Kına gecesine saldırı anı
Açıklamada, DEAŞ üyelerinin patlama gecesi ve sonrasındaki görüşmeleri ile ilgili de bilgiler verildi. Açıklamada, “Şüphelilerden M.Ş.E., M.Ç., A.K. ve A.Ç. A.Ç’nin patlama günü ikametine gelerek elbiselerini değiştirdiği, motosiklet kaskını kırıp hepsini çöpe attığı, diğer şüphelilerle görüştüğü isimli şahısların keşif faaliyetlerinde bulunduğu, eylemde kullanılacak patlayıcı ve malzemeleri bu şahıslar ile birlikte H.P. ve M.K isimli şahısların, Mehmet Kadir Cabel’in talimatları doğrultusunda lojistik ve ikmalini sağladıkları, muhafaza ettikleri, bu faaliyetleri yürütmek için depo kiraladıkları tespit edilmiş olup, düğün patlama olayında eylemci ile müşterek hareket ettikleri değerlendirilmektedir.

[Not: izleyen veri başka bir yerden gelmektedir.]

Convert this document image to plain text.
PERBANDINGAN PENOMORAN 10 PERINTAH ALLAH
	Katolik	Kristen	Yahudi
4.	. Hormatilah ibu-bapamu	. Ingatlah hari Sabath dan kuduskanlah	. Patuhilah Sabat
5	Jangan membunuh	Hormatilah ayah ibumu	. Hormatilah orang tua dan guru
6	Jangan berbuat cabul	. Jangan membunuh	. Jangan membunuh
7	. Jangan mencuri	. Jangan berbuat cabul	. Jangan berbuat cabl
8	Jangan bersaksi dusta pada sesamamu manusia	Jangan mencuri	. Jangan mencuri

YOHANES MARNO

Mehmet Kadir Cabael ile M.Ş.E kendi aralarında yaptıkları konuşmada, patlama olayının olduğu kına gecesini kastederek) M.Ş.E.’nin “bir şehit var, çok sayıda ölü var” dediği, Mehmet Kadir Cabael’in de “Doğrudur çok ecir kazandın, Allah senden razı olsun, demiri kesen Ahmet büyük kesmiş, bize yeni bir Kürt düğünü bulun” dediği tespit edildi. Ankara’da ki patlamada kullanılan bombayı kendisinin hazırladığını, bu nedenle polis tarafından arandığını, o patlamadan dolayı yakalanan kişileri kastederek “Yanlış yaptılar, iki araba birleşmeyeceklerdi, beni dinlemediler, yakalandılar” dediği belirlendi. “Hacı Ali’nin tarlasındaki malzeme hala gömülü duruyor mu?” diye sorduğu, M.Ş.E.’nin de “evet hala gömülü” dediği, Mehmet Kadir Cabael’in “ellemeyin orada kalsın” dediği tespit edilmiştir. Hacı Ali diye belirtilen şahsın H.P. isimli şahıs olduğu tespit edilmiştir. Yer gösterme sonucu 23.10.2016 tarihinde H.P.’ye ait olan tarlada yapılan aramalarda, gömülü vaziyette (22) kg. TNT patlayıcı madde ele geçirilmiş, bu patlayıcıların Mehmet Kadir Cabael’in talimatı doğrultusunda M.Ş.E, H.P. ve M.K. tarafından gömüldüğü tespit edilmiştir” denildi.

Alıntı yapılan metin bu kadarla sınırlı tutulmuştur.